AC:Tu veux dire des connaissances sur l’évolution ?
KW:Sur l’évolution en particulier sa nature exacte, ce que cela signifie, ce qui se passe dans le monde de la forme. Dans le monde de la forme, nous assistons clairement à un glissement vers un accroissement des niveaux de différenciation et d’intégration, de complexité et d’unification. Cette profonde compréhension est d’importance car cela signifie que notre véhicule ici-bas voit plus clairement les processus actifs dans le monde de la forme. Cela change tout. Peu importe la profondeur de l’éveil d’une personne vivante voici mille ans, le monde de la forme n’incluait pas cette connaissance. Donc elle ne faisait pas partie de sa réalisation bien que sa réalisation du vide fût aussi puissante que la nôtre aujourd’hui, car le vide est le vide, il ne change pas, rien ne bouge, et ainsi de suite. On n’enlève rien au sage qui vivait voici mille ans. Nous avons un seul avantage sur lui, nous sommes vivants aujourd’hui. Dans mille ans, d’autres regarderont notre monde de la forme et riront beaucoup de nos bêtises. Mais en attendant, à nous d’incarner le vide radical dans ce monde de la forme-ci, et le résultat en sera, oui, une sorte de vide évolutif. Ou pourquoi pas « d’éveil évolutif ».
AC:Or, de la façon dont je le comprends, l’élément essentiel de cet éveil évolutif, est la soumission à la dynamique d’une compulsion qui s’éveille spontanément et qui pousse à participer de tout notre coeur au processus d’évolution au service de l’évolution elle-même. C’est cela, l’éveil évolutif, et pas simplement la réalisation d’une transcendance ou d’une libération personnelle de ce monde.
KW:Tout à fait.
AC:Et c’est ce changement d’accent sur lequel je voudrais attirer l’attention je crois que c’est ce qui compte, finalement lorsqu’on cherche à définir l’éveil pour aujourd’hui.

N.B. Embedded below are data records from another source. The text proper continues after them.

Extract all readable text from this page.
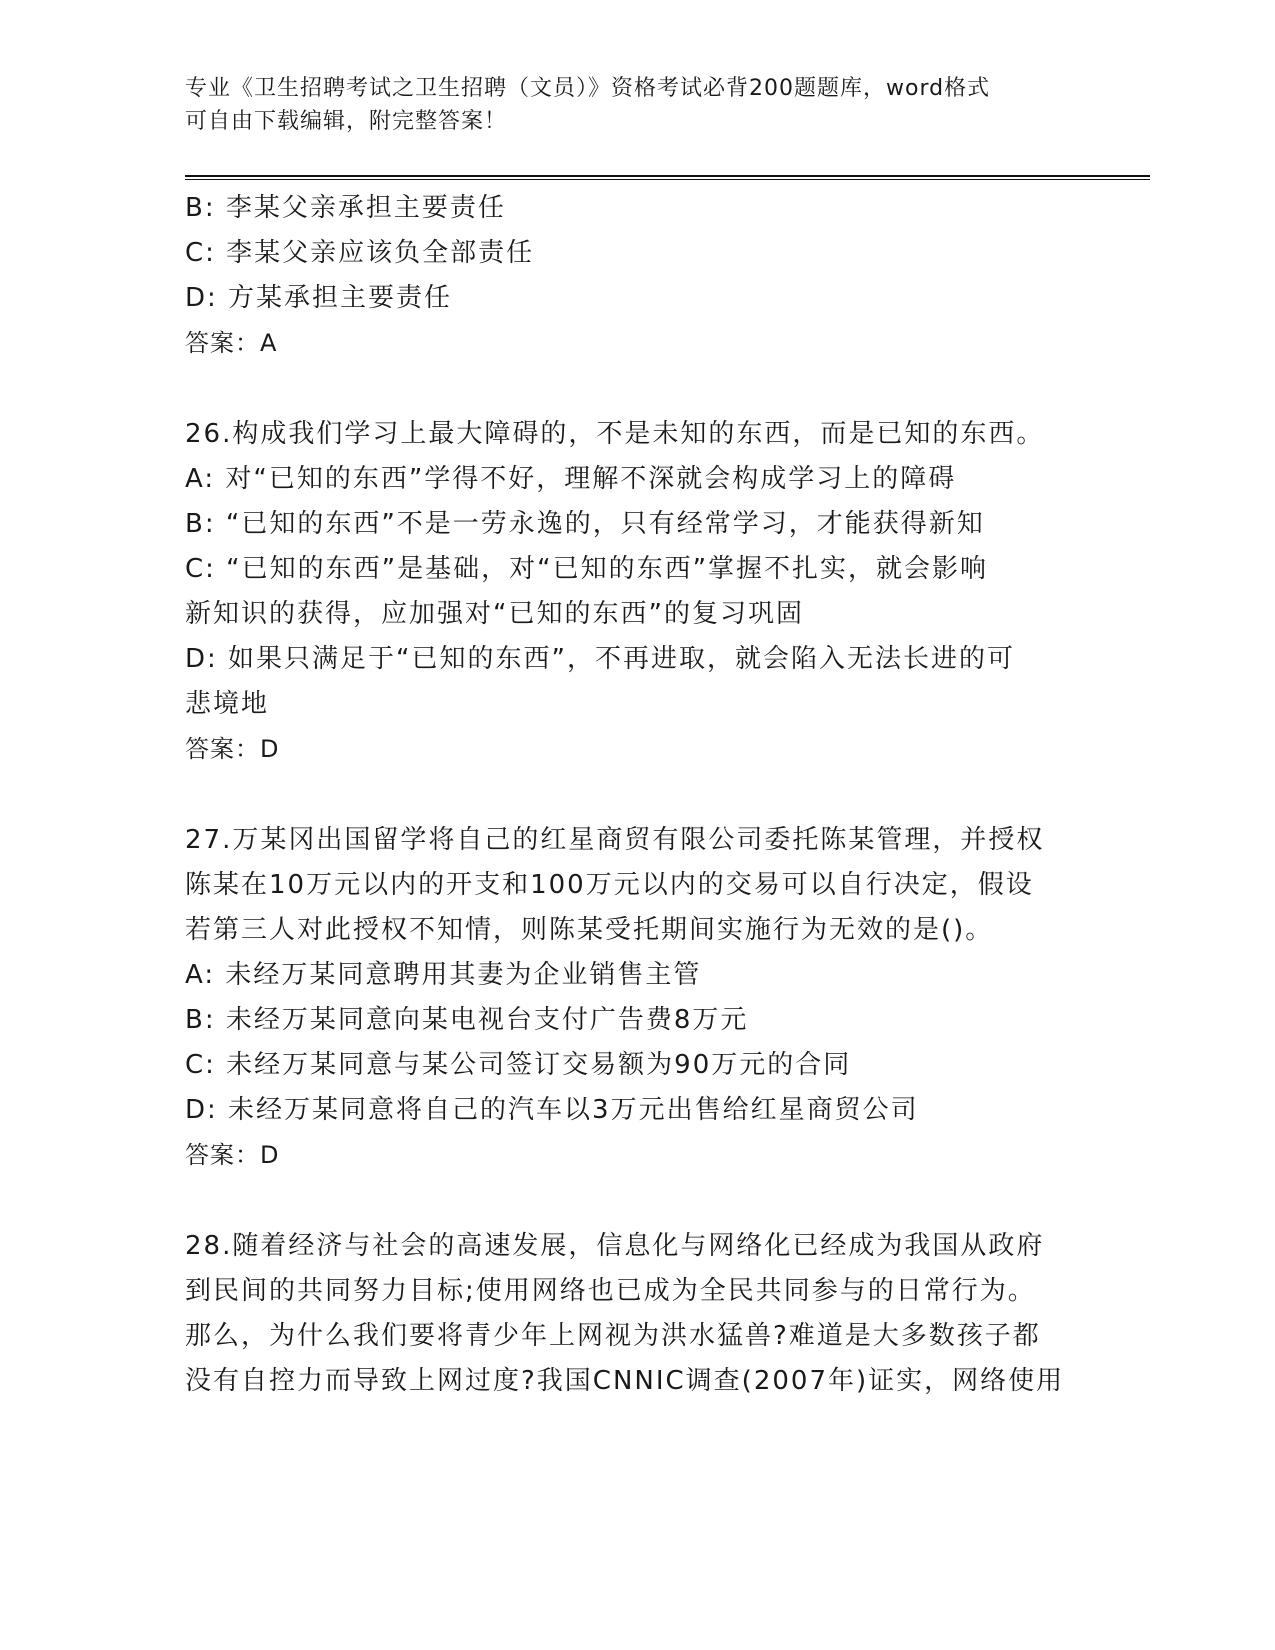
专业《卫生招聘考试之卫生招聘（文员）》资格考试必背200题题库，word格式

可自由下载编辑，附完整答案！

B: 李某父亲承担主要责任

C: 李某父亲应该负全部责任

D: 方某承担主要责任

答案：A

26.构成我们学习上最大障碍的，不是未知的东西，而是已知的东西。

A: 对“已知的东西”学得不好，理解不深就会构成学习上的障碍

B: “已知的东西”不是一劳永逸的，只有经常学习，才能获得新知

C: “已知的东西”是基础，对“已知的东西”掌握不扎实，就会影响

新知识的获得，应加强对“已知的东西”的复习巩固

D: 如果只满足于“已知的东西”，不再进取，就会陷入无法长进的可

悲境地

答案：D

27.万某冈出国留学将自己的红星商贸有限公司委托陈某管理，并授权

陈某在10万元以内的开支和100万元以内的交易可以自行决定，假设

若第三人对此授权不知情，则陈某受托期间实施行为无效的是()。

A: 未经万某同意聘用其妻为企业销售主管

B: 未经万某同意向某电视台支付广告费8万元

C: 未经万某同意与某公司签订交易额为90万元的合同

D: 未经万某同意将自己的汽车以3万元出售给红星商贸公司

答案：D

28.随着经济与社会的高速发展，信息化与网络化已经成为我国从政府

到民间的共同努力目标;使用网络也已成为全民共同参与的日常行为。

那么，为什么我们要将青少年上网视为洪水猛兽?难道是大多数孩子都

没有自控力而导致上网过度?我国CNNIC调查(2007年)证实，网络使用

Car, alors qu’il y a de plus en plus de personnes qui s’intéressent à l’éveil et à ce que cela signifie, je pense qu’au moins quatre-vingt-dix pour cent de ces personnes n’entendront parler que de transcendance, de transcendance personnelle. En général bien sûr, cela s’accompagnera d’un appel à la compassion et au désintéressement, mais n’aura que rarement ou jamais cette passion émancipée et révolutionnaire pour une transformation totale du monde, qui émerge d’un coeur spirituel réellement libéré du monde. Ce qui est proposé le plus souvent est une sorte d’étrange breuvage tiède fait d’un mélange d’anciens concepts d’éveil et d’idées sur la compassion très « new age » fondées sur l’affectif et très clairement le feu de la libération ne vient pas de ce lieu-là.
KW:Nous avons encore aujourd’hui à notre disposition un étrange mélange de ces trois orientations spirituelles de base ; l’une est l’immersion païenne dans la samsara, la deuxième est une fuite transcendantale idéaliste vers le monde non manifesté de la cessation, la troisième est une forme non-duelle qui englobe les deux autres. Or la forme de réalisation non-duelle propre au monde d’aujourd’hui est nécessairement une non-dualité évolutive. L’idée d’évolution répugne à de nombreuses personnes. Soit ils se disent « toutes ces histoires de paliers, je n’y crois pas c’est hiérarchique, ça marginalise. Je n’aime pas ça. ». Soit ils sont du côté spirituel et pensent comme ton maître que toute discussion à propos du monde temporel prouve que tu n’as pas réellement compris l’Etre, ou saisi l’intemporel. Donc, d’une façon curieuse, ta propre réalisation est considérée comme moins profonde que l’un ou l’autre de ces états divisés.
AC:Tout à fait.
KW:Ce qui est vraiment bizarre ! En tout cas, c’est compréhensible que les gens résistent un peu à la notion de palier ou de déploiement évolutif ou à l’idée que tout doit s’élever de plus en plus haut.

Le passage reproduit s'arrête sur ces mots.